Mataeus, 7, held up the sad face.

“I was vomiting blood and I felt really sick,” he told his classmates, remembering a time before his three-organ transplant – liver, bowel and pancreas – in March.

Ava, 6, went straight for the happy face: “Because my brother, Carson, is moving out of SickKids, and he’s going to Bloorview [a children’s rehabilitation hospital]. My mom will follow the ambulance.”

Her smile widened as she spoke.

Ms. Doering leans in to talk with pupils Mataeus and Ava.

Ms. Doering said she wanted to teach in an alternative setting. She called Ronald McDonald House when she was doing her bachelor of education at the Ontario Institute for Studies in Education at the University of Toronto and was told that families had expressed an interest in schooling. What started as a five-week pilot project flourished into a full-fledged school.

In those early days, she ran tutoring sessions out of a utility closet. Later on, a bedroom was converted into a small classroom through the week, then wiped down and changed back into living quarters for the weekend.

The classroom arrived when Ronald McDonald House moved to its current location in 2011. It is a bright, colourful space that overlooks the playground. New families can register every Thursday. Her staff has grown to include two teachers and an early-childhood educator.

Samantha Harnadek was nervous about her son Mataeus attending this fall. He had a three-organ transplant after waiting almost four years, and she was scared of him falling ill.

Mataeus loves school, though. He is a friendly boy who is thoughtful with his responses. He was homeschooling before, and Ms. Harnadek, who lives in St. Catharines, Ont., wanted him to have the experience of listening to instructions, waiting his turn and sharing.

“We just try,” she said.

Everleigh, 8, talks to Damian as early childhood educator Aneesa Chan, right, looks on.

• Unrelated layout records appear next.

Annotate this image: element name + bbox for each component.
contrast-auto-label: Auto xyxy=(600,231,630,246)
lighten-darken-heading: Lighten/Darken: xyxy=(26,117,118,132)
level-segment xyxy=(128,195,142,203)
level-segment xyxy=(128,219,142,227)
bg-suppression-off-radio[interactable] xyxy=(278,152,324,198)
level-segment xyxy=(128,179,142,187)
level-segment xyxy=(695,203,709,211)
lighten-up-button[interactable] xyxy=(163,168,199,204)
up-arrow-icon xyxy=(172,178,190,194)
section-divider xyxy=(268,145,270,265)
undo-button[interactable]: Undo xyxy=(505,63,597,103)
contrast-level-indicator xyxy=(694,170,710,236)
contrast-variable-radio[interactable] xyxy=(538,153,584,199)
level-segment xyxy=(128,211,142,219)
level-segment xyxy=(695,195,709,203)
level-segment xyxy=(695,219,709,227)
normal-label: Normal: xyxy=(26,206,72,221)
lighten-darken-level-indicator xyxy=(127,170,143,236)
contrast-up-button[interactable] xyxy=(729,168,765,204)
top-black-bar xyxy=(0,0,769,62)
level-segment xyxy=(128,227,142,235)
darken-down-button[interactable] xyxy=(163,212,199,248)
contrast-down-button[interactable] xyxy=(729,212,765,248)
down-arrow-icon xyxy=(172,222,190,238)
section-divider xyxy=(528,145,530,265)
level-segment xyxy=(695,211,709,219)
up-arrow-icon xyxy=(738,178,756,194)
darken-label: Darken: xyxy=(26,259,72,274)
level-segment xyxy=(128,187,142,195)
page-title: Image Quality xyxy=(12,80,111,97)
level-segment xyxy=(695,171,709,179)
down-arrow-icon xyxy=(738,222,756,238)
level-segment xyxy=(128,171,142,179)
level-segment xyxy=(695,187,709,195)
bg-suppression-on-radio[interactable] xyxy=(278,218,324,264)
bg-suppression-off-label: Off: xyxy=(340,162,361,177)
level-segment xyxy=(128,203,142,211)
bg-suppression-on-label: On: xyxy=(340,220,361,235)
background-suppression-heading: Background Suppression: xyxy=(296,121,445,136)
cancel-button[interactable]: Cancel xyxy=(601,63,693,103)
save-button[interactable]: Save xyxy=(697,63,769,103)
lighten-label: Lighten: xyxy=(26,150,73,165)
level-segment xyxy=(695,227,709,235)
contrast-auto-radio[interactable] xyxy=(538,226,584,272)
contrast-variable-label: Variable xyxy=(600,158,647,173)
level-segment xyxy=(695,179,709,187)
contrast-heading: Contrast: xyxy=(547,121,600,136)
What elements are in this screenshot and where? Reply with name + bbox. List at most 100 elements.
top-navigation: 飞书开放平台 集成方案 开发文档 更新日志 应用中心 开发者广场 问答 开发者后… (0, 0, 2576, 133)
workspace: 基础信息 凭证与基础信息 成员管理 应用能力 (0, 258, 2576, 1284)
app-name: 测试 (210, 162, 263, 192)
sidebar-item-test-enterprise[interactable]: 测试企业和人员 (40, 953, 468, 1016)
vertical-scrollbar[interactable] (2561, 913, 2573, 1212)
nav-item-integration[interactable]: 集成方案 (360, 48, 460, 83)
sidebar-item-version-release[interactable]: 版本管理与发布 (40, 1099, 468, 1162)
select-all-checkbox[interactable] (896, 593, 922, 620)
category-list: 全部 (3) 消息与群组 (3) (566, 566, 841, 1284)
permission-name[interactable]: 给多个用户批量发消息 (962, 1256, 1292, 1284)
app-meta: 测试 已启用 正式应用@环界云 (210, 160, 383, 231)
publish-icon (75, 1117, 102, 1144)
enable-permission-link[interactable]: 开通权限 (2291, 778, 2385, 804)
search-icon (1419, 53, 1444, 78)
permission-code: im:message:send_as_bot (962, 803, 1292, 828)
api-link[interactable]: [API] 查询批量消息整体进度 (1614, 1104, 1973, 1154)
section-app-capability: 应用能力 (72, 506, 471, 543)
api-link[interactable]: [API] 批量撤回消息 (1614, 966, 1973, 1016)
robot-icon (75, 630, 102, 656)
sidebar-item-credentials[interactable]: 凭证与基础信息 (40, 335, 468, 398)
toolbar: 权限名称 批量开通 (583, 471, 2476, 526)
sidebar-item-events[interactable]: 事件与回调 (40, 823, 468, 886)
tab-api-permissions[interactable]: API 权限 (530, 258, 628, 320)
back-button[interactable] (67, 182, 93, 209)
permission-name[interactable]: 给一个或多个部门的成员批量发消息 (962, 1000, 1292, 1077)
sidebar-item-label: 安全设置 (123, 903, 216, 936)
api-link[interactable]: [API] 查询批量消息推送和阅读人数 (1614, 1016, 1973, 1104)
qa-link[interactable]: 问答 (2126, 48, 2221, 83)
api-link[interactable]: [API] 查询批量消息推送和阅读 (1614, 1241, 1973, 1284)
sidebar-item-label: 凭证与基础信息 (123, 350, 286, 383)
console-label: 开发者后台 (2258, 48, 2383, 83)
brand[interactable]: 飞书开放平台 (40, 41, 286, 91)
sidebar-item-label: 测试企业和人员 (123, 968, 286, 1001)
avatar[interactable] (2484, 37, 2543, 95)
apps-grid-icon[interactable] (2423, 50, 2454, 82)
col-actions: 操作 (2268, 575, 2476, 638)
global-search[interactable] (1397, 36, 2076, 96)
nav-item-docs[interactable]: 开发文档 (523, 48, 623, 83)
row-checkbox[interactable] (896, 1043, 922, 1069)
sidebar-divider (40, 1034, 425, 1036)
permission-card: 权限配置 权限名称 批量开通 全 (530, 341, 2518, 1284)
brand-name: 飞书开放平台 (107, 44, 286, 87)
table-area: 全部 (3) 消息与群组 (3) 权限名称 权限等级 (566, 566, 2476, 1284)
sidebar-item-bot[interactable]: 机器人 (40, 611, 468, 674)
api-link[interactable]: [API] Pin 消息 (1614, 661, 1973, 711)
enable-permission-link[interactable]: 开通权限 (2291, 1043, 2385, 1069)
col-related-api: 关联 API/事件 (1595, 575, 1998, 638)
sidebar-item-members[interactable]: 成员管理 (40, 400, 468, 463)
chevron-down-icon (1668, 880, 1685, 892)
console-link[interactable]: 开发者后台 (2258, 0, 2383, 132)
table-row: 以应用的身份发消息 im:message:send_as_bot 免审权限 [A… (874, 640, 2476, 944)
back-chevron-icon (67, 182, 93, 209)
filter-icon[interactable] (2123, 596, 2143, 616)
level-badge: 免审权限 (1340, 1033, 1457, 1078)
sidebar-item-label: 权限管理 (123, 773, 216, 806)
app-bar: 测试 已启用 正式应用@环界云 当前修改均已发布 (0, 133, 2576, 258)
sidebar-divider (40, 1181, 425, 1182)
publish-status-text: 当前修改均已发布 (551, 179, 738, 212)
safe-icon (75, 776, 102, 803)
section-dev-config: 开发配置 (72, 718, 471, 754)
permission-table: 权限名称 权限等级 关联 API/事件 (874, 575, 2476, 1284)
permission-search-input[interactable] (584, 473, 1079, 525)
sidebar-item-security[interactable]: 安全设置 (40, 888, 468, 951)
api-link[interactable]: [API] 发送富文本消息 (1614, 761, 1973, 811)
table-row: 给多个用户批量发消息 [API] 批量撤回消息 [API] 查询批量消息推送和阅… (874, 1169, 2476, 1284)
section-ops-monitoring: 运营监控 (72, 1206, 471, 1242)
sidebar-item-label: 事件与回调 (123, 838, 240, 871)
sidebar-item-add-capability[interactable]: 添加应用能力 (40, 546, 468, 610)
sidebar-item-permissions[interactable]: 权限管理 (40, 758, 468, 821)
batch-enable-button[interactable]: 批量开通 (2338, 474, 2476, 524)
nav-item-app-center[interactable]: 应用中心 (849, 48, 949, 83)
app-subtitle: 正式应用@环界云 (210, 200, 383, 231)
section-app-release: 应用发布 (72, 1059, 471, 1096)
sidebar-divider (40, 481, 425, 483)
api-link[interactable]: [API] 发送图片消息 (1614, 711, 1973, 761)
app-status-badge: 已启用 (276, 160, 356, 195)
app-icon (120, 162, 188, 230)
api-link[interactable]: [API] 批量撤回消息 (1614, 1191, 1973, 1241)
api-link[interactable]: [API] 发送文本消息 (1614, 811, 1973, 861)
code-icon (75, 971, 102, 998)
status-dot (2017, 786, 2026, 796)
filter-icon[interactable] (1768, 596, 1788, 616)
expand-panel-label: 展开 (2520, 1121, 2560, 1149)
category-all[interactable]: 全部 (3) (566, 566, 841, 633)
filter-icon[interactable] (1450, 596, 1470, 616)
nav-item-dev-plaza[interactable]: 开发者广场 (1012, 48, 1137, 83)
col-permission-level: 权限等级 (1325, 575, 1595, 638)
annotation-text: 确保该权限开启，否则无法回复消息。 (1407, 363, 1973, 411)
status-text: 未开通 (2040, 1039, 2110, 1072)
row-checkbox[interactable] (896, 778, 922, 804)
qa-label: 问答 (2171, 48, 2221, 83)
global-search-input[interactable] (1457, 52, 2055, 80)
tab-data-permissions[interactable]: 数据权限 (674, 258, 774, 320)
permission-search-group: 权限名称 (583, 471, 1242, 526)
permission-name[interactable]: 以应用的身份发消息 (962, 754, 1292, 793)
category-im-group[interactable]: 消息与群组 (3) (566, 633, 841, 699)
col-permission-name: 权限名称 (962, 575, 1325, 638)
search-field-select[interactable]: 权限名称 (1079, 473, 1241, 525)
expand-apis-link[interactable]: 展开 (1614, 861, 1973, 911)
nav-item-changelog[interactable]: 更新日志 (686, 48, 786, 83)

Eight-year-old Everleigh, with bright hazel eyes, said she was a “bit scared” to start at a new school “but it’s been good.” She was diagnosed with pulmonary hypertension and has been waiting for a heart repair and a double lung transplant. She carries an oxygen tank, and a nurse comes in during a lesson in subtraction to feed her a smoothie through a tube.

Everleigh says she misses her dogs and her friends back home in West Lorne, just outside of London, Ont. She’s not sure how long she might be staying: “You never know, because you have to wait for the perfect lungs to be available.”

Sitting beside her, 10-year-old Jack pulled up the hood of his sweatshirt. Jack named his rare brain tumour Jack’s Planet, because it looked like a planet. He is at the house waiting for his head to heal from the surgery, and then he can start radiation. The robots are his favourite part of school, “because you get to do coding with them, drive them around and make annoying noises.”

Jack, 10, gets some help from teacher Mishelle Garaya.

Ms. Doering said there were times when she wondered whether she wanted to continue teaching at the school. In one of her first years, she learned of nine deaths in a one-week period. There was another time, she said, when she heard another student ask a little boy a question.

The boy’s sister had just died, but something elicited a chuckle from him that day. Another student saw it and asked how the little boy could laugh.

The boy responded: “I don’t have any tears left.”

“For me,” Ms. Doering said, “it is too important not to do it.”

Ms. Doering said there were times when she wondered whether she wanted to continue teaching at the school.